Try not to make a BDUF waterfall plan for introducing Agile

There is a temptation to make a great plan for an “Agile transition” involving finding best practices and leading all teams in the same direction. There are many reasons not to do this, one in particular stands out: if you believe in an adaptive framework for development, using the agile mindset, associated values and principles, what harm is there introducing Agility with the same adaptive framework, values and mindset.

Instead of the big up-front plan, just start. Get a couple of teams going with Scrum/Kanban/XP/Crystal/… etc.,  and lets make an assumption that they will struggle with organizational issues that they cannot fix within the team.

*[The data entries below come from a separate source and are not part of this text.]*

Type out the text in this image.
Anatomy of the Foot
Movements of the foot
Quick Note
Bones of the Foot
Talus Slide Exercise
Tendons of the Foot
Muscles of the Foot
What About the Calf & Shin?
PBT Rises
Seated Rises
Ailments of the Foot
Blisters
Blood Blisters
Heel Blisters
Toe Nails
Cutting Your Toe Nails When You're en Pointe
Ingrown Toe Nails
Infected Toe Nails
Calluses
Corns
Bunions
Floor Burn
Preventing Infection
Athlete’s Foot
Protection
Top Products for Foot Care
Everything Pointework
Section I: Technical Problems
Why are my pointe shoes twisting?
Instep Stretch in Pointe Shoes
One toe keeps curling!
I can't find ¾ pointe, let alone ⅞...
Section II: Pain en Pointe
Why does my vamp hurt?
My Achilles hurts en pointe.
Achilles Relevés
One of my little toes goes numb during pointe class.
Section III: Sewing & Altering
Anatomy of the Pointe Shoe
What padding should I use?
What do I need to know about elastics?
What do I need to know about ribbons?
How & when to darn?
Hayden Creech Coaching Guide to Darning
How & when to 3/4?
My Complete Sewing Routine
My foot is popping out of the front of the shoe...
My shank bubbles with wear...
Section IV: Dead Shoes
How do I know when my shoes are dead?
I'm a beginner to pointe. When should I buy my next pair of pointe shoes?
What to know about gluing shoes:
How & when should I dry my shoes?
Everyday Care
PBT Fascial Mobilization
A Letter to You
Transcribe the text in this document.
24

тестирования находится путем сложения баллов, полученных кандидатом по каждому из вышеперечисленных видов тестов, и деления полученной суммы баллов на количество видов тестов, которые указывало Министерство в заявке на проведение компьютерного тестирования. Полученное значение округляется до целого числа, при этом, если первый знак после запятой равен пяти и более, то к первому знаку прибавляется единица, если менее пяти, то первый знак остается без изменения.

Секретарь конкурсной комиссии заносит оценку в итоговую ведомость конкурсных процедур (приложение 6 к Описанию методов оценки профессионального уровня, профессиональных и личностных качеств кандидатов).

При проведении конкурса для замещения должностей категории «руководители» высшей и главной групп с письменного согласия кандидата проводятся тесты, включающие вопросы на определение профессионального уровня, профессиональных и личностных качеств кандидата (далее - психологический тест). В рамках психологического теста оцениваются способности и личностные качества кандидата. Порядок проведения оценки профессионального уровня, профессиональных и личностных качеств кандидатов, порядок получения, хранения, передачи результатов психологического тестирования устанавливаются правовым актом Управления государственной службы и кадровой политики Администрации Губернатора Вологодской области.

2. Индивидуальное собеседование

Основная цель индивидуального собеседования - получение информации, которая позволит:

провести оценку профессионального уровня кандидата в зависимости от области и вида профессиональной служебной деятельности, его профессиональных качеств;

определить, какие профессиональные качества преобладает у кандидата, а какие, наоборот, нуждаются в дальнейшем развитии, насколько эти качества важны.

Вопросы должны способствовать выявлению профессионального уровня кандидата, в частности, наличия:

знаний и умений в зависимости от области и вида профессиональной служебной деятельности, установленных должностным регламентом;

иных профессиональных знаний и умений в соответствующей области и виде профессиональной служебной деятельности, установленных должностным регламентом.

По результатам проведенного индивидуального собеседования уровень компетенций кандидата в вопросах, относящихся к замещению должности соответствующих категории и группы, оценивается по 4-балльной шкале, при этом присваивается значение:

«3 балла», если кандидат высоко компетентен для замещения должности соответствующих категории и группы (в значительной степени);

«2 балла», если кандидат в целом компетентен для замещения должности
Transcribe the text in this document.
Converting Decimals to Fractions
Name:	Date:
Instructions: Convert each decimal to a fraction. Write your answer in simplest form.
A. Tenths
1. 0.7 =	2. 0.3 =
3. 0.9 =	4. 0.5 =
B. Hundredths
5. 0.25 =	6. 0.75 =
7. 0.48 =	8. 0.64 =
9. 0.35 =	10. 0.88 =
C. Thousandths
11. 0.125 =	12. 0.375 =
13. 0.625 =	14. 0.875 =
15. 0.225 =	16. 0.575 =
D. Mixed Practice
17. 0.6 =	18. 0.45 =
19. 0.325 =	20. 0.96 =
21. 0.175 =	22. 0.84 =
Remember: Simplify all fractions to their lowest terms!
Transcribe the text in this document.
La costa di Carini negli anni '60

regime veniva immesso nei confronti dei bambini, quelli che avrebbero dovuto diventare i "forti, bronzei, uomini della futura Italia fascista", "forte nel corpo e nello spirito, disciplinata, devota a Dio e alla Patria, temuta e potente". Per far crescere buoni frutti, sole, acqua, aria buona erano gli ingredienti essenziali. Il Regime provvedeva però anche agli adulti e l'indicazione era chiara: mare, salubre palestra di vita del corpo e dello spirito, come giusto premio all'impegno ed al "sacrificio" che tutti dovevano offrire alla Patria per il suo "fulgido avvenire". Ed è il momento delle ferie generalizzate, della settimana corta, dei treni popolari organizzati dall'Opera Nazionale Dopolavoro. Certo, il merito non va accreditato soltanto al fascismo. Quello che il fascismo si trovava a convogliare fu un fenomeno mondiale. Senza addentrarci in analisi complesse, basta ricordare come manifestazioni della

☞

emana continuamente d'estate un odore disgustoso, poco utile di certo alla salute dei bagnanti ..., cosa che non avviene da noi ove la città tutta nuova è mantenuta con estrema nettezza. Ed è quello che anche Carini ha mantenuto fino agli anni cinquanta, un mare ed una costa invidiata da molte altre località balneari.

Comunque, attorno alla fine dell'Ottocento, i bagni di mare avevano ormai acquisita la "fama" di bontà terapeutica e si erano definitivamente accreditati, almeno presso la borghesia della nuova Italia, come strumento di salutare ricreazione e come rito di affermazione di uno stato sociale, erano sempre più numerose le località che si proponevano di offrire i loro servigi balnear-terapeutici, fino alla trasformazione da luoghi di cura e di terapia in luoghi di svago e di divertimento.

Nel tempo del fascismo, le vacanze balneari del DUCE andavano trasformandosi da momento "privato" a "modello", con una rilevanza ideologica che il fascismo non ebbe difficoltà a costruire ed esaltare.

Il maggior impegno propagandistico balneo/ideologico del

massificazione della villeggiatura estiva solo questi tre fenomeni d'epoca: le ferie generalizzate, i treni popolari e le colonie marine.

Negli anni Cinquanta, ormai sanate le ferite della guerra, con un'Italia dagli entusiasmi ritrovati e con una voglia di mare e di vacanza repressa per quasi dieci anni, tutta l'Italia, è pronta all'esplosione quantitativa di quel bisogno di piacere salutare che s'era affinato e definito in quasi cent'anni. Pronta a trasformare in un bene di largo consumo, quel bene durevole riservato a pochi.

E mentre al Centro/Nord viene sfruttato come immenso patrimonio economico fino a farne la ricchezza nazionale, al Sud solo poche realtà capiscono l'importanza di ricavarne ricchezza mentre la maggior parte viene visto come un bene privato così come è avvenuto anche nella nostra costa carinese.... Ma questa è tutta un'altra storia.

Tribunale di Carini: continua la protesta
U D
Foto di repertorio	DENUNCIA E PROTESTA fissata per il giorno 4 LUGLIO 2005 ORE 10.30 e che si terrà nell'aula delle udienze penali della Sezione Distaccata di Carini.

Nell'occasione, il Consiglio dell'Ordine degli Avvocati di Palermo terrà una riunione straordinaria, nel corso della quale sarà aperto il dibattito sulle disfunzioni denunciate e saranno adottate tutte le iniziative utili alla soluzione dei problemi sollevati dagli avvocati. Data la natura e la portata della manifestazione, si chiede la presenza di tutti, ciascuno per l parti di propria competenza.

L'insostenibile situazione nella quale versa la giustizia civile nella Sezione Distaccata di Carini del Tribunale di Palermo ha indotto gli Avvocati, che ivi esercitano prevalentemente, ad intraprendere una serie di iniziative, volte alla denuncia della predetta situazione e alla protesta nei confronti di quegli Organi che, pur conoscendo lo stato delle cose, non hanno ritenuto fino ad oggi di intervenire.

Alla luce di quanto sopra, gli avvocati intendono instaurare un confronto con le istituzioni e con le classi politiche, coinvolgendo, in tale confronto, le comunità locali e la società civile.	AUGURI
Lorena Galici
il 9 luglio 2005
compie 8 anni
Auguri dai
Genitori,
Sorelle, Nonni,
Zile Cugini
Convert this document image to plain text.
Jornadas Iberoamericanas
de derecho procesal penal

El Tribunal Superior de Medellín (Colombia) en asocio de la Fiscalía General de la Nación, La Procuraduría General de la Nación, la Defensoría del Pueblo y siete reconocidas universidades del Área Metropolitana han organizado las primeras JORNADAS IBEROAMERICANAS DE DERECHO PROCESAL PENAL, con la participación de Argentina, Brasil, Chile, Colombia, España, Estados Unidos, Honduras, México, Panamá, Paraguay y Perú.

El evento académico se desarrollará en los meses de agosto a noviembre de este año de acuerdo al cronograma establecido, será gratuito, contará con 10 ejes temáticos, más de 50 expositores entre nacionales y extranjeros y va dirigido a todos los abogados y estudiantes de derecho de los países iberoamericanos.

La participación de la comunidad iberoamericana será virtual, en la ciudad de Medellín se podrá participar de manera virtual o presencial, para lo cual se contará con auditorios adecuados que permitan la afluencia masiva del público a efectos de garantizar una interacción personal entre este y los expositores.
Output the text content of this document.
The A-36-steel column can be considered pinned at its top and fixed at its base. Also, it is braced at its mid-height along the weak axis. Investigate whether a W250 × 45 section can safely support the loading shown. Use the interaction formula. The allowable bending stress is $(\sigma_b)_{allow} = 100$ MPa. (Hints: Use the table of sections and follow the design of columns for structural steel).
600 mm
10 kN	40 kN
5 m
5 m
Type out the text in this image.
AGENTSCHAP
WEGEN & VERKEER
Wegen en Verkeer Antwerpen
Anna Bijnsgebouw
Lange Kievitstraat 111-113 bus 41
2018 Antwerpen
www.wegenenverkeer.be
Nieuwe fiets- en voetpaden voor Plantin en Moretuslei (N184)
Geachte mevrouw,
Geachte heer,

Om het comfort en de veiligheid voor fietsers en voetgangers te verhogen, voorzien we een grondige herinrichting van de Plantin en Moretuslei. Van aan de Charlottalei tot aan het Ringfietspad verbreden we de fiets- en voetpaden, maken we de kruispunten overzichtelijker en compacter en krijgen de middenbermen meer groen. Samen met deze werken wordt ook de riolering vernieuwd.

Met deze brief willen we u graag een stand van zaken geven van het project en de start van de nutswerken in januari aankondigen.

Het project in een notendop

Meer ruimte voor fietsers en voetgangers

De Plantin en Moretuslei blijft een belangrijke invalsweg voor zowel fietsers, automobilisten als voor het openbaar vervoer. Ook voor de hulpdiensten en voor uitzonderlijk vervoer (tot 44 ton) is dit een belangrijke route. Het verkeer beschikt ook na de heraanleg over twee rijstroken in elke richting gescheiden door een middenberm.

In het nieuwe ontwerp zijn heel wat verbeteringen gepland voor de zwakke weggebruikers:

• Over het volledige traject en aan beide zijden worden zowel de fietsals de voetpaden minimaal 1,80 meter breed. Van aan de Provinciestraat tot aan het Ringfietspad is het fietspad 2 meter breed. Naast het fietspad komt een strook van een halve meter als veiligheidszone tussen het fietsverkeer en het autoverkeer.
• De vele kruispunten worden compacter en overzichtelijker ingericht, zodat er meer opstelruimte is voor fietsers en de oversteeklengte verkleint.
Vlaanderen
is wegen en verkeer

It isn’t a bad idea to have a Community of Practice in place to help them eradicate their issues, clear the path of their obstacles, as they arise.  This CoP, call it whatever you want to call it, we’ll call it the “Agile Helpdesk CoP”, for lack of better name, works on a backlog just like any other team. Their backlog items will be solely consisting of items that are impediments to organizational agility – organizational items that are outside of the teams’ sphere of influence to fix directly.

Backlog items they will see will be items ranging in subject from culture, training, tools, business process, work policies, ethics, and so on. Basically anything that slows us down, impedes our agility that cannot be solved within the team will appear in the Agile Helpdesk CoP’s backlog. And this backlog is prioritized by what slows the teams down the most. In this way we can plan for the best, and assuming there will be failures, and prepare for the worst.

An example of a backlog item from one of our clients: “As a Product Owner I want an iterative finance process so that I do not have to guess a budget for a year of development that has not yet been fully planned.” The result in this case was the creation of a rolling, look-ahead finance process matching the rolling, look-ahead release planning needed for adaptive, iterative development.  If feedback during Sprint Reviews is unfavorable, we can test and retest plans with the evidence of progress based on pillars of transparency, inspection, and adapting to any change needed.

The idea is that the backlog is managed with Pareto in mind, with the most urgent items bubbling to the top. We can then focus on the 20% of the activities netting 80% of organizational agility improvements creating “just in time” agility using an empirical process vs a big plan up front.